(Mise à jour) Bull assure ne pas être en discussion avec Hewlett-Packard
Le groupe informatique français dément l'existence d'une offre de rachat de la part de HP et confirme son propre intérêt pour GFI.
01net.
le 01/08/07 à 15h45
Mise à jour (1er août 2007)
Bull n'a reçu aucune offre de la part de Hewlett-Packard et n'est pas en discussion avec le géant américain, déclare Didier Lamouche, PDG du groupe informatique français. ' Il n'y a aucune négociation en
cours, nous n'avons reçu aucune proposition formelle ', a-t-il précisé lors d'une conférence téléphonique, ajoutant qu'il était ' flatté et plutôt fier que des rumeurs puissent associer Bull et le
numéro un mondial '. Selon le site Internet de Capital, HP aurait fait une offre de 720 millions d'euros pour racheter le groupe français.
' Le secteur est en phase de consolidation et nous souhaitons en être un acteur privilégié ', a poursuivi Didier Lamouche, soulignant qu'il continuait à
suivre le dossier GFI, qui fait actuellement l'objet d'une offre de Fujitsu Services.
Première parution le 26
juillet 2007
Hewlett Packard serait en discussion pour racheter Bull
Le groupe américain travaillerait au rachat du groupe informatique français, pour un montant de 720 millions d'euros
Selon le site Internet de Capital, Hewlett Packard est en discussion avancée avec Bull en vue de racheter le groupe informatique français. ' Hewlett Packard, conseillé dans cette opération par
la banque d'affaires Morgan Stanley et le cabinet d'avocats Freshfield, devrait déposer sa proposition de rachat début août ', écrit Capital.fr.
Toujours selon Capital, l'offre de HP porterait sur un montant de 720 millions d'euros, soit un cours de 7,5 euros par action Bull, ce qui représente une prime de 40 % par rapport au cours moyen du
groupe sur la base des cours du mois de juillet.
Bull concerné par le feuilleton GFI
Longtemps dans la tourmente, le groupe français a renoué avec les bénéfices depuis 2003. Du côté de Bull, on se refuse à tout commentaire.
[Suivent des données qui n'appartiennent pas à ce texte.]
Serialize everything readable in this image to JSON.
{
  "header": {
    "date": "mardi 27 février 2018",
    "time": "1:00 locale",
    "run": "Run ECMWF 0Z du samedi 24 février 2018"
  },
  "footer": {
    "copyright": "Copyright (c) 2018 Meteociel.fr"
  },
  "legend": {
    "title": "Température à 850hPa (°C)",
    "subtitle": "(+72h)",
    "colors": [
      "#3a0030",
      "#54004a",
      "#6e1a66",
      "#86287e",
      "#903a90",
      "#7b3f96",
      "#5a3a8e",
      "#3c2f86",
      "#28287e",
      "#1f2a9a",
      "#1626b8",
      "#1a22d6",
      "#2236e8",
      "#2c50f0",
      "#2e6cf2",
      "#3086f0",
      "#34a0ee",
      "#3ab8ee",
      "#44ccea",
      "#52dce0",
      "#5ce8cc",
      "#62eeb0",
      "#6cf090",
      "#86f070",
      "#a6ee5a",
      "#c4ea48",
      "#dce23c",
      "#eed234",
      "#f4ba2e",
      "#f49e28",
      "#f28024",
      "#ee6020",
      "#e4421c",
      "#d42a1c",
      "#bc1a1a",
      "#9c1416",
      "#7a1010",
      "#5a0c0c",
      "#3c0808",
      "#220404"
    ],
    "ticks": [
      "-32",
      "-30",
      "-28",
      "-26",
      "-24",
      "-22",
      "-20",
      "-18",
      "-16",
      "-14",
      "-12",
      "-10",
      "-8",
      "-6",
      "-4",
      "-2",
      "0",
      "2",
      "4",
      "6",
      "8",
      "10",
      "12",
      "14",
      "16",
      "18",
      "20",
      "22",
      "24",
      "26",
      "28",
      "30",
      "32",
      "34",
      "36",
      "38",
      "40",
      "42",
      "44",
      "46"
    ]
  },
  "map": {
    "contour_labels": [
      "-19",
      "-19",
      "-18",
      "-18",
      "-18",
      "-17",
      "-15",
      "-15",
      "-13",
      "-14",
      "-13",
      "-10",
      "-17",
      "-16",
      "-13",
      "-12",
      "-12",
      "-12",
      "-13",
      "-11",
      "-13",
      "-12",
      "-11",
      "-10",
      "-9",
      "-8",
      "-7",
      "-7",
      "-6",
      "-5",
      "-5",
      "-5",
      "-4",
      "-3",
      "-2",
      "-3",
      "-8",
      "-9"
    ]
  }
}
Le mois dernier, le constructeur était, a priori,
en contact avec GFI pour contrer l'OPA hostile de Fujitsu Siemens.
Au 31 décembre 2006, le capital de Bull était contrôlé par France Télécom (10,1 %), la Deutsche Bank (5,3 %), NEC (3 %) et les salariés (1,1 %), le flottant représentant 78,3 %.
La société Bull, dont le produit phare est le serveur grand-système NovaScale, travaille sur le marché du calcul haute performance, de l'intégration Open Source, de la sécurité... Elle a réalisé un chiffre d'affaires de
1,15 milliard d'euros en 2006 et emploie plus de 7 000 salariés.